James M. Griggs

James Mathews Griggs ( born March 29, 1861 in LaGrange, Troup County, Georgia, † January 5, 1910 in Dawson, Georgia ) was an American politician. Between 1897 and 1910 he represented the state of Georgia in the U.S. House of Representatives.

Career

James Griggs attended the public schools of his home and thereafter until 1881, the Peabody Normal College in Nashville ( Tennessee). He then worked for some time as a teacher. After a subsequent study of law and its made ​​in 1883 admitted to the bar he began in Alapaha to work in his new profession. At the same time he went into the newspaper business. In 1885, Griggs moved to the Dawson County. Between 1888 and 1893 he was a prosecutor in Pataula District; after that he worked there until 1896 as a judge.

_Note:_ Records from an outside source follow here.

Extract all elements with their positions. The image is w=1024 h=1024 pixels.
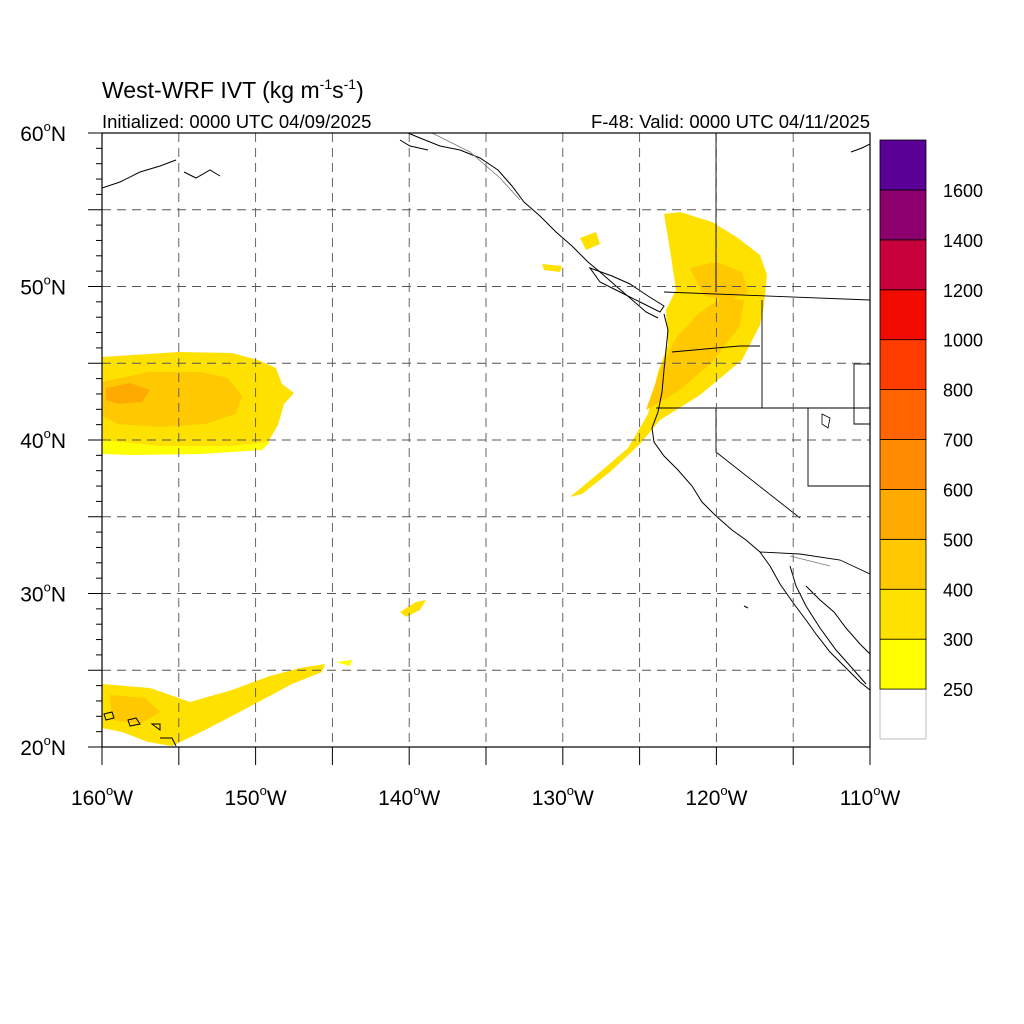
latitude-labels: 60oN 50oN 40oN 30oN 20oN (20, 119, 66, 760)
ivt-shading (102, 212, 767, 746)
colorbar-label: 600 (943, 480, 973, 500)
colorbar-label: 1200 (943, 281, 983, 301)
colorbar-swatch (879, 489, 927, 540)
colorbar-label: 700 (943, 431, 973, 451)
ivt-region-atmospheric-river-core-north (690, 262, 748, 300)
colorbar-label: 400 (943, 580, 973, 600)
ivt-region-small-plume-2 (580, 232, 600, 250)
ivt-region-small-plume-1 (400, 600, 426, 617)
colorbar-swatch (879, 638, 927, 690)
colorbar-swatch (879, 339, 927, 390)
longitude-label: 120oW (685, 783, 747, 810)
latitude-label: 30oN (20, 580, 66, 607)
colorbar-label: 250 (943, 680, 973, 700)
longitude-label: 110oW (840, 783, 901, 810)
colorbar-swatch (879, 139, 927, 191)
colorbar-label: 300 (943, 630, 973, 650)
graticule (102, 133, 870, 747)
longitude-label: 150oW (225, 783, 287, 810)
latitude-label: 50oN (20, 273, 66, 300)
colorbar-swatch (879, 289, 927, 341)
valid-time: F-48: Valid: 0000 UTC 04/11/2025 (591, 111, 870, 132)
colorbar-label: 1000 (943, 331, 983, 351)
colorbar-swatch (879, 688, 927, 740)
longitude-labels: 160oW 150oW 140oW 130oW 120oW 110oW (71, 783, 901, 810)
colorbar-swatch (879, 588, 927, 640)
axis-ticks (88, 132, 871, 765)
colorbar-label: 1400 (943, 231, 983, 251)
longitude-label: 140oW (378, 783, 440, 810)
longitude-label: 160oW (71, 783, 133, 810)
ivt-colorbar: 250 300 400 500 600 700 800 1000 1200 1400 1600 (879, 139, 983, 740)
ivt-region-subtropical-band (102, 664, 325, 746)
longitude-label: 130oW (532, 783, 594, 810)
latitude-label: 20oN (20, 733, 66, 760)
great-salt-lake (821, 413, 831, 429)
colorbar-swatch (879, 239, 927, 291)
ivt-region-atmospheric-river-core (646, 298, 744, 410)
latitude-label: 60oN (20, 119, 66, 146)
ivt-region-small-plume-3 (542, 264, 562, 272)
ivt-region-subtropical-band-core (110, 695, 160, 724)
map-panel: 60oN 50oN 40oN 30oN 20oN 160oW 150oW 140oW 130o… (20, 119, 900, 810)
ivt-region-central-pacific-max (106, 383, 150, 404)
colorbar-label: 1600 (943, 181, 983, 201)
ivt-region-speck (336, 660, 352, 666)
colorbar-swatch (879, 189, 927, 241)
colorbar-swatch (879, 439, 927, 490)
initialized-time: Initialized: 0000 UTC 04/09/2025 (102, 111, 371, 132)
political-borders-light (431, 133, 831, 567)
latitude-label: 40oN (20, 426, 66, 453)
colorbar-swatch (879, 389, 927, 440)
ivt-region-central-pacific-edge (102, 440, 270, 455)
map-title: West-WRF IVT (kg m-1s-1) (102, 76, 364, 103)
colorbar-label: 500 (943, 530, 973, 550)
colorbar-swatch (879, 538, 927, 590)
colorbar-label: 800 (943, 381, 973, 401)
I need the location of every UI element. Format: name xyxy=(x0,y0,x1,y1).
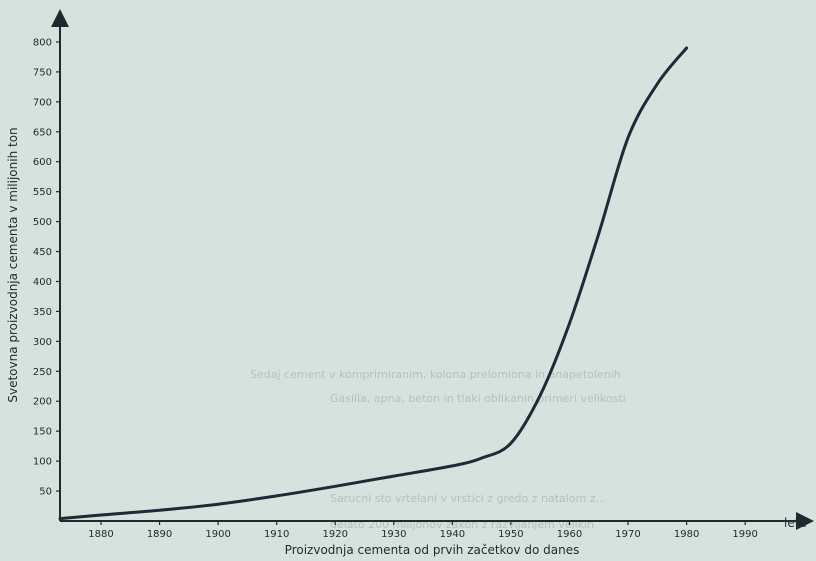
data-point xyxy=(656,82,659,86)
x-tick-label: 1910 xyxy=(264,529,289,540)
y-tick-label: 800 xyxy=(33,37,52,48)
y-tick-label: 700 xyxy=(33,97,52,108)
x-axis-title: Proizvodnja cementa od prvih začetkov do… xyxy=(285,543,580,557)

Politically Griggs was a member of the Democratic Party. In 1892 he was a delegate to the Democratic National Convention in Chicago, was nominated to the Ex - President Grover Cleveland once again as a presidential candidate. In the congressional elections of 1896 Griggs was the second electoral district of Georgia in the U.S. House of Representatives in Washington DC chosen, where he became the successor of Benjamin E. Russell on March 4, 1897. After six re- elections he could remain until his death on January 5, 1910 at the Congress. In this time of the Spanish-American War was from 1898. Between 1904 and 1908 headed the Democratic Congressional Campaign Committee Griggs.